Spelling and State of the Uniom

Typo on State of the Union ticket
The word “Union” is misspelled as “Uniom” on this State of the Union ticket. The tickets had to be recalled and reprinted.

Typographical errors plague everyone who writes. Writers who proof their own writing without the help of a second or third pair of eyes know that typos take on a cloak of invisibility, gliding undetected into print.

Readers of blogs and social media comments are generally tolerant of lapses that are clearly the result of misplaced fingers on the keyboard.

In an informal context, a typo like uniom would be recognized as a keyboard slip and (usually) forgiven and passed over without ridicule by an understanding reader.

So why has the typo uniom on the ticket to the 2017 State of the Union speech received so much attention and ridicule?

Typos and grammatical errors on printing intended for serious occasions are seen as an inexcusable lack of professionalism.

The State of the Union tickets were proofed by an employee in the Senate’s Office of the Sergeant at Arms.

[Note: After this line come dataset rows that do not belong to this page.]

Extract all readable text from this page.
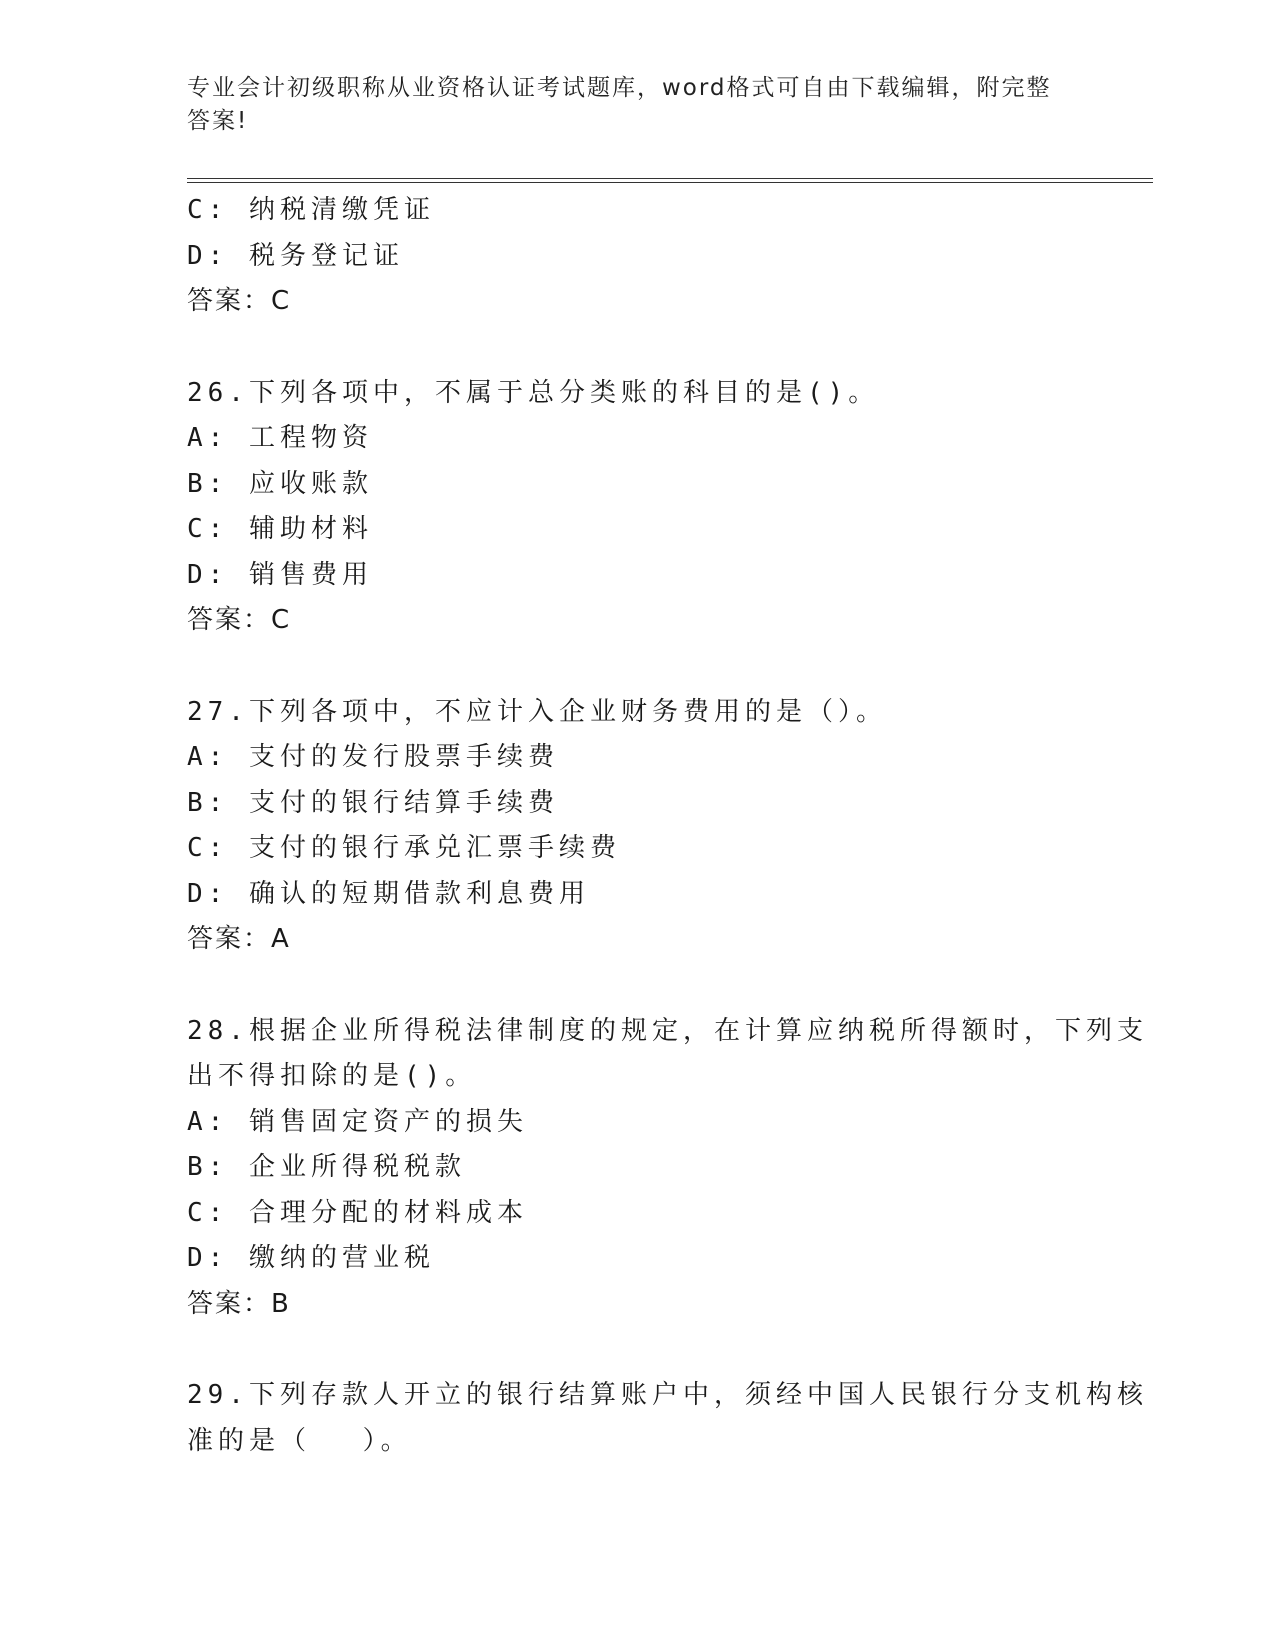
专业会计初级职称从业资格认证考试题库，word格式可自由下载编辑，附完整答案!
C: 纳税清缴凭证
D: 税务登记证
答案：C
26.下列各项中，不属于总分类账的科目的是()。
A: 工程物资
B: 应收账款
C: 辅助材料
D: 销售费用
答案：C
27.下列各项中，不应计入企业财务费用的是（）。
A: 支付的发行股票手续费
B: 支付的银行结算手续费
C: 支付的银行承兑汇票手续费
D: 确认的短期借款利息费用
答案：A
28.根据企业所得税法律制度的规定，在计算应纳税所得额时，下列支
出不得扣除的是()。
A: 销售固定资产的损失
B: 企业所得税税款
C: 合理分配的材料成本
D: 缴纳的营业税
答案：B
29.下列存款人开立的银行结算账户中，须经中国人民银行分支机构核
准的是（　 ）。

I don’t know how many people are already employed by this office, but a visit to its website shows job openings for seven positions with salaries ranging from $69,000 to $134,000. If anyone can afford to pay for more than one proofreader, it’s the US Senate’s Sergeant at Arms Office.

An even more embarrassing misspelling that occurred during the previous administration was using the wrong word on a symbolic gift from Secretary of State Hillary Clinton to her Russian counterpart. The object was a specially designed paperweight labeled with the words peregruzka and reset. Its designers believed that peregruzka is Russian for reset.

The recipient, Sergey Lavrov, pointed out that the Russian word for reset is perezagruzka. The word peregruzka means overcharged.

Gift to symbolize better relations between US and Russia. “Peregruzka,” however, does not mean “reset.”

If anyone ought to have someone who can read Russian, it’s the US State Department.

Most writers I know suffer pangs of mortification when an error finds a way into their published work. That’s how we should feel. Making the effort to get everything right is the respect we owe our readers.

Typos are not only an embarrassment. They also contribute to a waste of money. I don’t know how much it cost to trash and reprint the State of the Union tickets, but I’d guess it was in the thousands. The customized paperweight was probably not cheap either.

Typos and misspelled words in materials produced by public entities are not trivial. Government offices, universities, and trustworthy publications should represent the highest standards of the culture. In US culture, that includes painstaking attention to standard English usage.

As for foreign words, if it’s a matter a diplomacy, they’ better be correct as well.